Let us all pledge to remain as positive as we can. Sending this happiness to others (plant, animal, or person) may help them as well. Funny how the earth could make us happy, and maybe we can return the favor!

Namaste,
Kat

2.08.2009

Without violence

The world is full of violence, unfortunately. Some say it may just be a part of human nature but this is definitely not the only way we can respond. The "news" reaches us daily, from drug lord atrocities, to military casualties, to crimes right in our own city or neighborhood. It assaults us but even as we are forced to absorb it we must continue with our day and so in order to cope, we develop a shield. We find justification for the violence, or think that it will not extend to us, or accept it as a requirement of living. Some maybe even turn the news off, trying to block it out. Some philosophies find additional ways to deal with this toxic presence and one concept in yoga may help us not only simply cope, but rather return a different way of being back to the world.
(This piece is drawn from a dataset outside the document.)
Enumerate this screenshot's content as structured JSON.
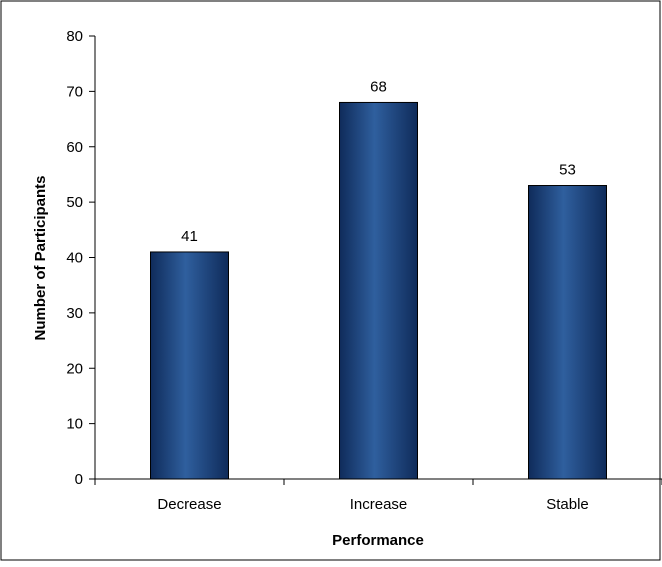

Ahimsa is the sanskrit word that literally means "without violence". In other words, the goal that we do no harm, that we do not kill or harm others. In some versions, this can extend even to a bug on the sidewalk, or plants in the garden. Entwined in this overall idea is that violence of every kind can entail negative karmic consequences, but I honestly feel that even if we do not follow the ideas of karma, violence or acceptance of it in any form can be damaging to us.

What can we do to practice ahimsa? We might first try to expose ourselves to less violence, in order to increase our sensitivity to it. Seeking out comedies over horrors, or dramas over weapon flicks could be one step. We might chose to read the news online rather that hear conflict after murder on the nightly news. Next we can work on this in our interactions with others. Violence can exist in tone or thought even when subtle, so trying to find kindness towards everyone that we interact with can reduce any even mildly violent tendencies. Thinking of someone each person helps or loves, or thinking of their best traits may help, if it someone that is not necessarily our best friend. This might allow them to find ahimsa as well, and become more peaceful and positive.

In yoga, we can be careful with our own limits, not pushing ourselves to pain or if we experience any, finding a very safe place to recover and rest. Conversely as we find a peaceful place, enjoying and reveling in the delight! This can even include internal comments to ourselves. Do we speak lovingly to ourselves or even about ourselves to others?

The bottom line here is, love yourself, do not be violent to yourself in any way. Take the time to care for yourself, listen to your needs, and work to meet them as best you can. This will begin to emanate kindness and peace to all aspects of your life. Perhaps someday this will be the world.